Figure 8b, c shows the candidate set size (\(Cand_{{\mathcal {H}}_1}\)) evaluation on Jazz and Polblogs datasets. Perturbation varies along the horizontal axis from 0% (original graph) to 25% and vertex proportion is represented on the vertical axis. The trend lines show the proportions of vertices whose equivalent candidate set size falls into each of the following groups: [1] (black), [2, 4], [5, 10], [11, 20], [21, \(\infty \)] (white). As we can see, candidate set sizes shrink while perturbation increases in all datasets. The number of nodes at high risk of re-identification (the black area) decreases quickly up to 5–10% of anonymization. Nevertheless, well-protected vertices present different behavior on our tested networks. For instance, Jazz dataset does not achieve a significant percentage of strong protected users up to 15% of anonymization, but this set is empty on the original network. On the contrary, Polblogs dataset has more than 50% of well-protected nodes without any kind of anonymization or perturbation. This property is related to the power-law of real networks, where several users share degree’s value. Even so, anonymization produces significant improvement in terms of user’s privacy at 5-10% of perturbation.

6.3 1-Neighborhood-based attacks

Finally, we consider an adversary with 1-neighborhood-based knowledge [41], i.e., an adversary who knows the friends’ set of some target vertices. Similarly to the previous experiment, we computed the proportions of vertices that change their set of neighbors at distance one during the perturbation process. In this knowledge model, Rand Switch and Crnss Switch are also able to preserve users’ privacy, since they modify the relationships among users. Figure 8d presents results on the Jazz dataset, where we can see that all methods achieve more than 80% of vertices that changed their 1-neighborhood at 10% of anonymization and Rand Add/Del gets the highest number.

7 Conclusions and future work

In this paper, we proposed a novel edge modification technique that better preserves the communities of a graph while anonymizing it. By maintaining the core number sequence of a graph, its coreness, our methods Crnss Add/Del and Crnss Switch achieve a better trade-off between data utility and data privacy than existing edge modification operations. In particular, they outperform Rand Add/Del in terms of data utility and Rand Switch in terms of data privacy as empirical results have shown, both on generic graph properties and real applications, such as clustering.
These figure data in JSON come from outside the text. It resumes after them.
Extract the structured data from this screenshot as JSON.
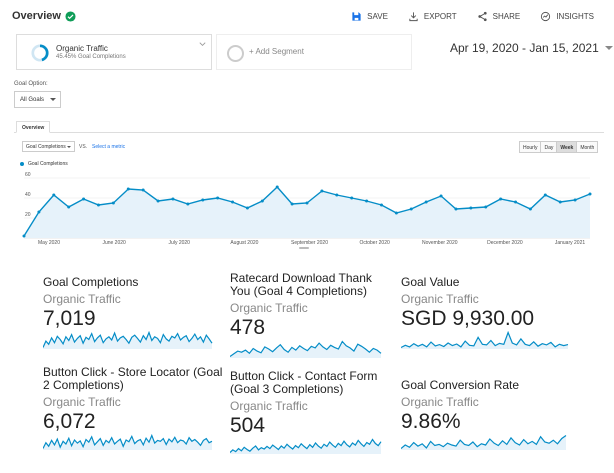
{
  "header": {
    "title": "Overview",
    "actions": [
      {
        "label": "SAVE",
        "icon": "save-icon"
      },
      {
        "label": "EXPORT",
        "icon": "export-icon"
      },
      {
        "label": "SHARE",
        "icon": "share-icon"
      },
      {
        "label": "INSIGHTS",
        "icon": "insights-icon"
      }
    ]
  },
  "segments": {
    "active": {
      "name": "Organic Traffic",
      "sub": "45.45% Goal Completions"
    },
    "add_label": "+ Add Segment"
  },
  "date_range": "Apr 19, 2020 - Jan 15, 2021",
  "goal_option": {
    "label": "Goal Option:",
    "value": "All Goals"
  },
  "tabs": {
    "overview": "Overview"
  },
  "chart_controls": {
    "metric": "Goal Completions",
    "vs": "VS.",
    "select_metric": "Select a metric",
    "granularity": [
      "Hourly",
      "Day",
      "Week",
      "Month"
    ],
    "active_granularity": "Week"
  },
  "colors": {
    "accent": "#058dc7",
    "fill": "#e6f2fa",
    "brand": "#1a73e8",
    "success": "#0f9d58"
  },
  "chart_data": {
    "type": "area",
    "series": [
      {
        "name": "Goal Completions",
        "values": [
          2,
          26,
          43,
          31,
          39,
          33,
          35,
          49,
          48,
          37,
          39,
          34,
          38,
          40,
          36,
          30,
          37,
          51,
          34,
          35,
          47,
          43,
          40,
          37,
          33,
          25,
          29,
          36,
          42,
          29,
          30,
          31,
          39,
          36,
          29,
          43,
          36,
          38,
          44
        ]
      }
    ],
    "yticks": [
      "60",
      "40",
      "20"
    ],
    "ylim": [
      0,
      60
    ],
    "xticks": [
      "May 2020",
      "June 2020",
      "July 2020",
      "August 2020",
      "September 2020",
      "October 2020",
      "November 2020",
      "December 2020",
      "January 2021"
    ],
    "legend": "top-left",
    "grid": true
  },
  "scorecards": [
    {
      "title": "Goal Completions",
      "segment": "Organic Traffic",
      "value": "7,019",
      "spark": [
        40,
        52,
        46,
        58,
        49,
        61,
        55,
        47,
        60,
        53,
        64,
        50,
        57,
        62,
        48,
        59,
        55,
        66,
        51,
        58,
        63,
        49,
        56,
        60,
        54,
        67,
        52,
        58,
        61,
        55,
        48,
        59,
        63,
        57,
        50,
        62,
        55,
        68,
        53,
        60,
        57,
        49,
        64,
        56,
        52,
        61,
        58,
        66,
        54,
        59,
        62,
        51,
        57,
        65,
        55,
        60,
        50,
        63,
        56,
        48
      ]
    },
    {
      "title": "Ratecard Download Thank You (Goal 4 Completions)",
      "segment": "Organic Traffic",
      "value": "478",
      "spark": [
        30,
        35,
        40,
        38,
        42,
        36,
        45,
        40,
        37,
        48,
        44,
        39,
        46,
        52,
        43,
        38,
        47,
        42,
        50,
        45,
        41,
        49,
        46,
        55,
        48,
        43,
        51,
        47,
        44,
        58,
        50,
        46,
        40,
        53,
        49,
        44,
        38,
        45,
        42,
        36
      ]
    },
    {
      "title": "Goal Value",
      "segment": "Organic Traffic",
      "value": "SGD 9,930.00",
      "spark": [
        28,
        35,
        30,
        40,
        32,
        38,
        30,
        45,
        33,
        37,
        31,
        42,
        34,
        39,
        30,
        48,
        35,
        33,
        60,
        38,
        36,
        50,
        34,
        41,
        38,
        75,
        42,
        36,
        55,
        38,
        34,
        46,
        32,
        40,
        36,
        44,
        30,
        38,
        34,
        37
      ]
    },
    {
      "title": "Button Click - Store Locator (Goal 2 Completions)",
      "segment": "Organic Traffic",
      "value": "6,072",
      "spark": [
        42,
        55,
        47,
        60,
        50,
        63,
        45,
        58,
        52,
        65,
        48,
        61,
        54,
        59,
        46,
        62,
        56,
        68,
        50,
        57,
        64,
        49,
        60,
        55,
        66,
        52,
        58,
        63,
        47,
        61,
        57,
        69,
        53,
        59,
        62,
        50,
        65,
        56,
        71,
        54,
        60,
        58,
        64,
        51,
        63,
        57,
        67,
        55,
        61,
        59,
        52,
        66,
        58,
        62,
        56,
        49,
        60,
        64,
        55,
        58
      ]
    },
    {
      "title": "Button Click - Contact Form (Goal 3 Completions)",
      "segment": "Organic Traffic",
      "value": "504",
      "spark": [
        38,
        44,
        40,
        47,
        42,
        50,
        45,
        41,
        48,
        53,
        44,
        49,
        46,
        52,
        47,
        55,
        50,
        45,
        53,
        48,
        57,
        51,
        46,
        54,
        49,
        58,
        52,
        47,
        56,
        50,
        60,
        53,
        48,
        57,
        52,
        62,
        55,
        50,
        59,
        54,
        64,
        56,
        51,
        60,
        55,
        66,
        58,
        52,
        61,
        57,
        68,
        59,
        54,
        63
      ]
    },
    {
      "title": "Goal Conversion Rate",
      "segment": "Organic Traffic",
      "value": "9.86%",
      "spark": [
        30,
        36,
        32,
        40,
        34,
        38,
        31,
        42,
        35,
        37,
        33,
        39,
        36,
        34,
        44,
        37,
        35,
        41,
        33,
        38,
        36,
        46,
        39,
        35,
        43,
        37,
        48,
        40,
        36,
        45,
        38,
        42,
        37,
        50,
        41,
        39,
        44,
        38,
        47,
        52
      ]
    }
  ]
}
Several anonymization methods are based on edge modification techniques, i.e., they use edge addition, edge deletion, edge rotation and edge switch as basic operations to construct more complex operations. It is true that some of them do not apply edge modification over the entire edge set but this behavior is specific and different for each anonymization method. We believe that this covers the basic behavior of edge modification-based methods for graph anonymization, even though each method has its specific peculiarities. Thus, we claim that using our coreness-preserving operations all these methods and algorithms can get the same privacy level while achieving higher data utility. A k-degree anonymous algorithm was used to prove our claim, demonstrating that it achieves the same privacy level and higher data utility when it comes to preserve the communities. Furthermore, we demonstrated that our edge modification technique is able to deal with large and very large networks with thousands and millions of vertices and edges.

Future work might involve the reuse of our edge modification operations in other contexts that rely on the impact of edge/node departure/arrival such as graph generators with predefined community structures or the study of engagement dynamics in social networks.